No matter how much their owners talk about growing grapes, tending vineyards, making wine and the love and care that goes with that, these are luxury brands, not wines. They’re collected and shown off, not drunk. They make great gifts in the right circles, and great investments.
As the London broker in the doco says: investors buy cases of these wines, sight unseen. They don’t know or care what the cases look like, let alone the labels. Most of our Grange is bought to impress business partners and friends, and as an investment. Grange passes many hands, but not many lips. Sadly, Grange is not the investment its makers would have us believe, let alone comparable to the big Bordeaux brands. More on that here: Penfolds Grange – rich wine, poor investment .
China to the rescue
How convenient, the owners of the big Bordeaux brands must’ve thought when American investors abandoned them when the GFC hit home and the Chinese took up the slack. Red Obsession charts that new obsession of wealthy Chinese business people and aspirants to the finer things in life. Lafite etching the lucky numeral 8 into its bottles from that vintage was a marketing master stroke.

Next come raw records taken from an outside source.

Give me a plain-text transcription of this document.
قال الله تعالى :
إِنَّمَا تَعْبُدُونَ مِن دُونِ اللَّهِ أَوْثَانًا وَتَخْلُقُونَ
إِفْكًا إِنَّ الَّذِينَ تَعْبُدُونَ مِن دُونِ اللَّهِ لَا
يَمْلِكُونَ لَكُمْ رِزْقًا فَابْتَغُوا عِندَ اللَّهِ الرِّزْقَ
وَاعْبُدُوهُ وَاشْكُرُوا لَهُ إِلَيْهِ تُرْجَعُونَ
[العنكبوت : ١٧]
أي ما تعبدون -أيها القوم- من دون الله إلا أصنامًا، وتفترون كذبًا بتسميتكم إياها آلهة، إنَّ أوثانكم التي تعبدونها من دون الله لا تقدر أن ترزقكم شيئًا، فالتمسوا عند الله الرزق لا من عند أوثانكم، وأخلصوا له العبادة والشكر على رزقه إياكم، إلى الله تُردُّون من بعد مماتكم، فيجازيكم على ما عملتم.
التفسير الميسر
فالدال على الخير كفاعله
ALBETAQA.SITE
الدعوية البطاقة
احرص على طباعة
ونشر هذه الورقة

The 2009 vintage was declared a vintage of the century, and prices went through the roof. The Chinese market didn’t seem to care. Then the experts – Parker, Robinson et al – declared the 2010 vintage another VOTC, pushing prices further up. Then came a problematic 2011, and the bubble burst. Chinese wine enthusiasts and investors alike have no historic connection with Bordeaux, and can easily switch their enthusiasm and their money to other attractions.
The Sting in the Tail
The Chinese are also resourceful , and have planted vineyards of their own. Don’t laugh: in 2011, they took out the international trophy for best Bordeaux varietal over £10 ($A15) at the Decanter World Wine Awards.
The Sydney Morning Herald reported that ‘Zhang Jing and Li Demei, her consultant winemaker at the He Lan Qing Xue vineyard in the mountainous Ningxia province of China, triumphed not just over France but the rest of the world this week … It is the first time a Chinese wine has won this coveted prize, and it is bound to create a stir around the proud chateaux of Bordeaux, who are happily getting used to the idea of China as a deep-pocketed marketplace for their own wine.
Current table wine consumption (made from grapes) in China is one bottle per person per year. In western countries, it’s 35. As consumption in China grows, the entrepreneurs tell us that China will become the biggest wine producer in the world. By that time, we can safely assume that the owners of the big Bordeaux brands will have found new markets for their wares (Russia, Brazil?).
Red Obsession is well worth seeing: it’s beautifully made and filmed, tightly scripted, narrated by Russell Crowe, and full of insights.